Dr. Murder informed my grandparents, in faintly German-accented English and in no uncertain terms, that they were on private property and had better take their tourist posteriors elsewhere.

“Is there a house for sale in this neighborhood?”
“No. No houses.”
“All right then. Thank you.”
They turned to bike, or rather walk, back up the sizable hill that marks the center of Eagle Bay.
“But!”
Another 180-degree rotation.
“But I am thinking of selling my house.”
“You are?”
“I could show you now, if you would like.”
“Oh, we don't want to bother you any m-”
“Come with me.”

So they did.

This man's name, they learned, was Jurgen Siebacher. He was an anaesthesiologist who had moved to this country some years previously and began to parcel out his bales of money upon retirement. He owned a yacht in Florida among other scattered properties. He lived alone. And he was getting restless again.
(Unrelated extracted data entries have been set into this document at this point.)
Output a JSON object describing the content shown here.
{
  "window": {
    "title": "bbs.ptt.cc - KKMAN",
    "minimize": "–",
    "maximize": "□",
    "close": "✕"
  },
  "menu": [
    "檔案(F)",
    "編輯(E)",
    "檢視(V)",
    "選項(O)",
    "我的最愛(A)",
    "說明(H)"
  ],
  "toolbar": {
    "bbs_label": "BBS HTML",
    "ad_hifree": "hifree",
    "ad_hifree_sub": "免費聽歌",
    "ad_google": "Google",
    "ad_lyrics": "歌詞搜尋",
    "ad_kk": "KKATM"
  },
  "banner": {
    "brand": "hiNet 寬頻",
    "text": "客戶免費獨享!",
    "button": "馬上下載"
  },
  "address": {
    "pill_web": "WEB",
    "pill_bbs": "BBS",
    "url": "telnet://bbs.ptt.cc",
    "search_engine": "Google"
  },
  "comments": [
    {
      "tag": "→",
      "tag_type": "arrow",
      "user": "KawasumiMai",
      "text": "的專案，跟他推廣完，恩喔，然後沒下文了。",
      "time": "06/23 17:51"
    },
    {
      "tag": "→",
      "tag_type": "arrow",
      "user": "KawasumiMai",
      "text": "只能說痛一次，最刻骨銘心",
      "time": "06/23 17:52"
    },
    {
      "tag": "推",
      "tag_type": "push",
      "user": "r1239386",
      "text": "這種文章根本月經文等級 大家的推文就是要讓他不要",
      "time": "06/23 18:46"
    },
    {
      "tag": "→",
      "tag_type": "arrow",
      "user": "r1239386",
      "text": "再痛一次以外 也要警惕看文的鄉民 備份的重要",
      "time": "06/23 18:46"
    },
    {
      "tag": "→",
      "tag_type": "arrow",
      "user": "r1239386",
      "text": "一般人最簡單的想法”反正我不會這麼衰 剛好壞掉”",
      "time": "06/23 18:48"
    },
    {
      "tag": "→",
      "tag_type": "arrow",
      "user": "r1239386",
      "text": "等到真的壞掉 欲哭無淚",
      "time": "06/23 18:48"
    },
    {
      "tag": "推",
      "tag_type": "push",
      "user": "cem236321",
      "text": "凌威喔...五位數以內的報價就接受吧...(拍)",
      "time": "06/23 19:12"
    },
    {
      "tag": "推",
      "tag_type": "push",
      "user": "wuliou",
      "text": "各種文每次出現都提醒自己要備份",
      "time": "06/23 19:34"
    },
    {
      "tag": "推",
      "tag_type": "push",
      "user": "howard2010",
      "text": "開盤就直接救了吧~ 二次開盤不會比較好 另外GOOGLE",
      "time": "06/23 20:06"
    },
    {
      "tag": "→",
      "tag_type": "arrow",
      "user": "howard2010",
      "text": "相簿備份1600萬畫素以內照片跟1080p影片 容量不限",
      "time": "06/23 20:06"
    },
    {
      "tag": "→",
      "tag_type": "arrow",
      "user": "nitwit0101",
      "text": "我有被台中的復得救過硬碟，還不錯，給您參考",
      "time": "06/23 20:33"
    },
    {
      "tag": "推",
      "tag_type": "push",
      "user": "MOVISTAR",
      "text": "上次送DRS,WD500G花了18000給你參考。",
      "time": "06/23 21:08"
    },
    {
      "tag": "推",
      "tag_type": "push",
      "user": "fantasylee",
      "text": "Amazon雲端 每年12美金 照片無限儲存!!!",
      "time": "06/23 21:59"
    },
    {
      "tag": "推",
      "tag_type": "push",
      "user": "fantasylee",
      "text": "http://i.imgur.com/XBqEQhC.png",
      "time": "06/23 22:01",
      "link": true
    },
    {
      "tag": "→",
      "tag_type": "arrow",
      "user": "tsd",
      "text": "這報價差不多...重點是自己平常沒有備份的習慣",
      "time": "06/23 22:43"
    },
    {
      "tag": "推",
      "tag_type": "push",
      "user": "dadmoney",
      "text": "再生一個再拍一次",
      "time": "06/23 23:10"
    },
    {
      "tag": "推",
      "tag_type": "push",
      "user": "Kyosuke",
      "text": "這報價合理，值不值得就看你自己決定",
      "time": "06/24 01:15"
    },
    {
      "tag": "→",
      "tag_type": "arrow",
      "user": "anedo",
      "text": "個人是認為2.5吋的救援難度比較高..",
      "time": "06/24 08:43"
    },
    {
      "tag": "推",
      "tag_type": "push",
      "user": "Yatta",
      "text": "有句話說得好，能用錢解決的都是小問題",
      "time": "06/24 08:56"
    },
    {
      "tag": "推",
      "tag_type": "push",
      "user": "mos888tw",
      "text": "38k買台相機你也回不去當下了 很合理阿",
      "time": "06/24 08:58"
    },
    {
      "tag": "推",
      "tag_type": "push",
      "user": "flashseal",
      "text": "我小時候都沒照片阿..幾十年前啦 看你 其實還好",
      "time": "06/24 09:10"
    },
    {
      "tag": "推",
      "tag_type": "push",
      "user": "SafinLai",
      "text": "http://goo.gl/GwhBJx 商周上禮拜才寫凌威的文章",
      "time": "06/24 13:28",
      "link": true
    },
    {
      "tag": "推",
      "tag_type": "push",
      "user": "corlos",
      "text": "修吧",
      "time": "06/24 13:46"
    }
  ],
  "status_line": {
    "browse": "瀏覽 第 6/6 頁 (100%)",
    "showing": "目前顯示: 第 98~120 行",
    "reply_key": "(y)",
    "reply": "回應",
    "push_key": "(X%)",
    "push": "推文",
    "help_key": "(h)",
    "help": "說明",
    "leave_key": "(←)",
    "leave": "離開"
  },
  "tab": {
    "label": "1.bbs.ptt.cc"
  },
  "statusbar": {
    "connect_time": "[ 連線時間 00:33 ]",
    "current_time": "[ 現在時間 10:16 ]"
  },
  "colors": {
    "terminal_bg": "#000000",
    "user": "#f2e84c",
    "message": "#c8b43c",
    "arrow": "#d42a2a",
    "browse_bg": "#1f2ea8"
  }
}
His house was kept, as Amai later said, exactly how you would expect a German anaesthesiologist to keep it—blindingly immaculate. He walked in the door, hung his coat on a hanger in the otherwise deserted closet, put each of his boots on a spotless rubber mat, and showed them around his custom-designed hexagonal house.

My grandparents interacted with Jurgen for two days: this one and the day they signed the papers.

The day after that, Jurgen literally walked out of his house with a suitcase and the clothes on his back. He left his peanut butter in the cupboard and his sheets on the beds. He left his shirts on the hangers, his socks in the dresser, and his scrubs in the garage. He left cans of beer, pasta, prodigious amounts of tuna, tools, dishes, soap, everything. He also left an exquisitely prepared and exhaustive set of instructions for the house he had so lovingly designed and then abandoned.

We use the surgical drapes as dish towels. Grandpapa mows the lawn in scrubs and a mask. And no one has seen Jurgen since.